Com Lula praticamente fora da linha de frente, o PT se transformou num saco de gatos. Sem eira nem beira, com suas correntes falando idiomas diferentes. Enquanto um grupo defende lançar o ex-prefeito de São Paulo Fernando Haddad, outros flertam com Ciro Gomes (PDT) – detalhe: mesmo depois de Lula desautorizar publicamente em entrevista os dois movimentos políticos, o que mostra que ele também não é mais unanimidade. Claro, existem ainda os petistas que não aceitam outra indicação senão a do próprio ex-metalúrgico. Minoritários, embora estridentes, tocam as raias do absurdo ao pregar a anulação do voto se Lula não for candidato, como num ridículo e ao mesmo tempo inócuo protesto – sabe-se lá contra exatamente o quê. Enquanto ninguém se entende sobre qual rumo tomar, por ora, o certo mesmo é que o ex-ministro Jaques Wagner, de uma vez por todas arrastado para a lama da Lava Jato, é carta fora do baralho.

A miopia de Gleisi 

A falta de unidade interna produz outro efeito colateral potencialmente grave, do ponto de vista eleitoral. Faz com que a legenda presidida pela senadora Gleisi Hoffmann (PR) corra o risco de definhar pela indefinição. Percebendo a roubada na qual podem entrar, caso sigam a reboque do PT, aliados históricos tratam de criar suas próprias alternativas. É o caso do PCdoB, do PSOL e do PDT, que já encaminham as candidaturas próprias. Alianças com o PT, por enquanto, nem pensar. No PDT, o candidato Ciro Gomes já demonstra irritação com a falta de jogo de cintura do partido. “É mais fácil um boi voar que o PT apoiar alguém”, disse ele. “Há um centro estratégico de intriga tentando produzir um fosso entre nós e o PT. Infelizmente, uma parte da própria burocracia do PT faz parte desse jogo”.

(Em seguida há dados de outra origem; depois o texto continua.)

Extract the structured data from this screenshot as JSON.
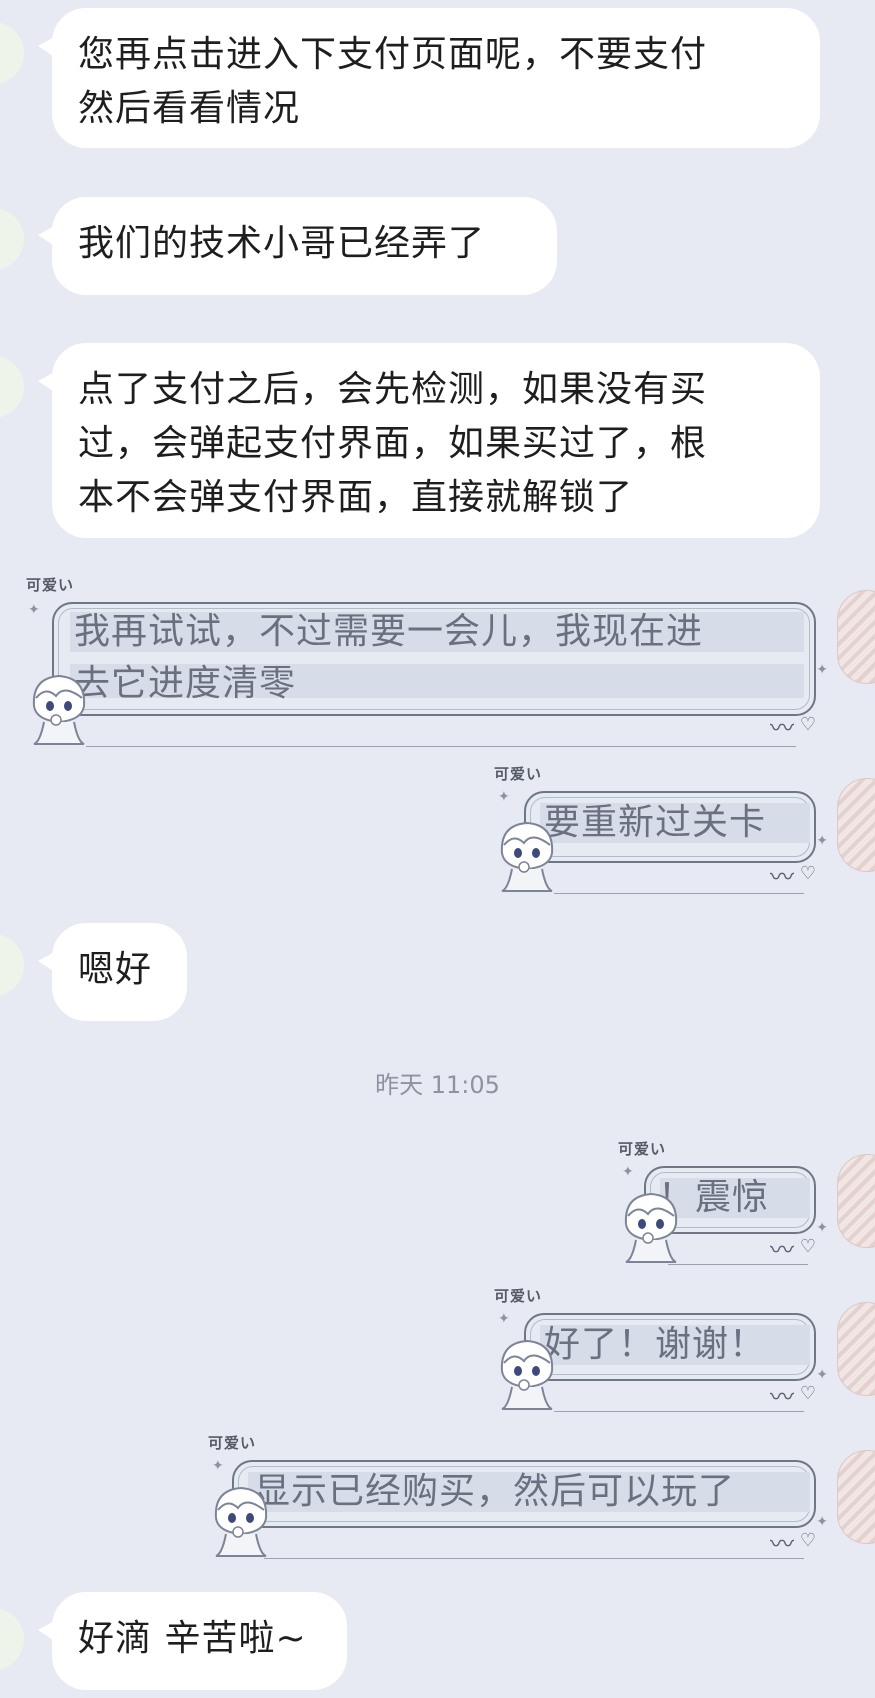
{
  "messages": [
    {
      "side": "left",
      "text": "您再点击进入下支付页面呢，不要支付\n然后看看情况"
    },
    {
      "side": "left",
      "text": "我们的技术小哥已经弄了"
    },
    {
      "side": "left",
      "text": "点了支付之后，会先检测，如果没有买\n过，会弹起支付界面，如果买过了，根\n本不会弹支付界面，直接就解锁了"
    },
    {
      "side": "right",
      "tag": "可爱い",
      "text": "我再试试，不过需要一会儿，我现在进\n去它进度清零"
    },
    {
      "side": "right",
      "tag": "可爱い",
      "text": "要重新过关卡"
    },
    {
      "side": "left",
      "text": "嗯好"
    },
    {
      "side": "right",
      "tag": "可爱い",
      "text": "！震惊"
    },
    {
      "side": "right",
      "tag": "可爱い",
      "text": "好了！谢谢！"
    },
    {
      "side": "right",
      "tag": "可爱い",
      "text": "显示已经购买，然后可以玩了"
    },
    {
      "side": "left",
      "text": "好滴 辛苦啦~"
    }
  ],
  "timestamp": "昨天 11:05",
  "icons": {
    "wave": "heartbeat-wave-icon",
    "heart": "heart-icon",
    "sparkle": "sparkle-icon",
    "sticker": "chibi-character-sticker"
  },
  "colors": {
    "background": "#e7eaf2",
    "left_bubble": "#ffffff",
    "right_frame": "#6f7685",
    "right_text": "#6a7080"
  }
}
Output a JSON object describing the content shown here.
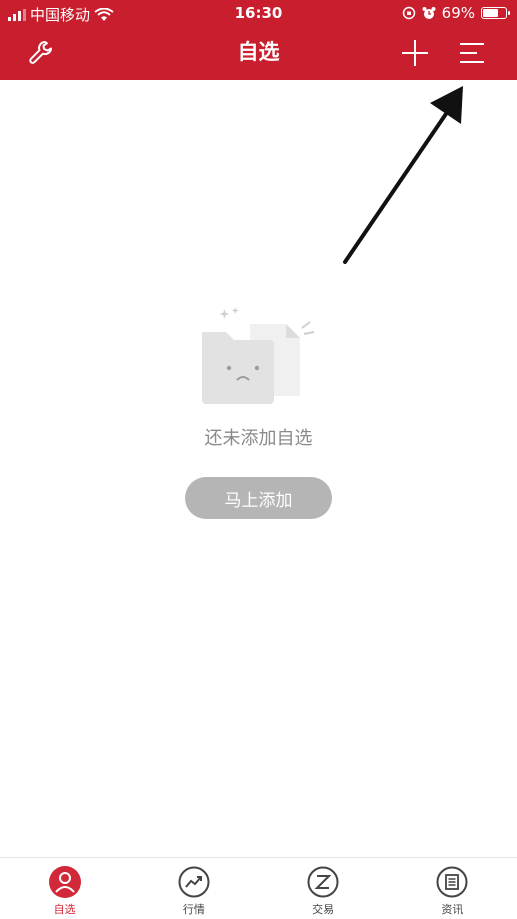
{
  "status_bar": {
    "carrier": "中国移动",
    "time": "16:30",
    "battery_percent": "69%",
    "battery_level": 0.69,
    "icons": [
      "signal-icon",
      "wifi-icon",
      "rotation-lock-icon",
      "alarm-icon",
      "battery-icon"
    ]
  },
  "header": {
    "title": "自选",
    "left_icon": "wrench-icon",
    "right_icons": [
      "plus-icon",
      "menu-lines-icon"
    ],
    "background_color": "#c81e2e"
  },
  "empty_state": {
    "message": "还未添加自选",
    "button_label": "马上添加",
    "illustration": "empty-folder-icon"
  },
  "annotation": {
    "type": "arrow",
    "target": "menu-lines-icon",
    "color": "#111111"
  },
  "bottom_nav": {
    "items": [
      {
        "label": "自选",
        "icon": "user-circle-icon",
        "active": true
      },
      {
        "label": "行情",
        "icon": "trend-chart-icon",
        "active": false
      },
      {
        "label": "交易",
        "icon": "trade-z-icon",
        "active": false
      },
      {
        "label": "资讯",
        "icon": "news-icon",
        "active": false
      }
    ],
    "active_color": "#d1293a"
  }
}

De olho na candidatura ao Planalto, Haddad teme ser a principal vítima da incerteza no PT. O maior receio do ex-prefeito é o de ser lançado na disputa tarde demais

A diatribe de Ciro atinge em cheio o próprio Lula e ricocheteia em Gleisi Hoffmann. Na entrevista ao jornal Folha de S. Paulo na segunda-feira 5, Lula chegou a dizer que “ou Ciro vai para a direita ou não pode brigar com o PT”. Uma demonstração inequívoca de que Lula ainda crê que o PT ainda detém a hegemonia no campo da esquerda, algo que a atual realidade não recomenda. Um tipo de miopia que também acomete Gleisi Hoffmann. Há algumas semanas, ela criticou duramente a realização de uma reunião do ex-prefeito de São Paulo Fernando Haddad, nome mais cotado para ser o plano B do partido, com Ciro Gomes. Politicamente, é algo impensável impedir que Haddad, ou qualquer outro, converse com possíveis aliados. Mas essa é a toada da histriônica e aparvalhada Gleisi. Por conta de seus posicionamentos radicalóides, um grupo do partido ligado a Haddad e ao PT do Rio Grande do Sul passou a articular fortemente, nos últimos dias, a saída de Gleisi do comando do PT. O movimento ganha força. “Sua agressividade espanta o eleitorado e atrapalha a coesão interna”, afirmou um petista do diretório gaúcho.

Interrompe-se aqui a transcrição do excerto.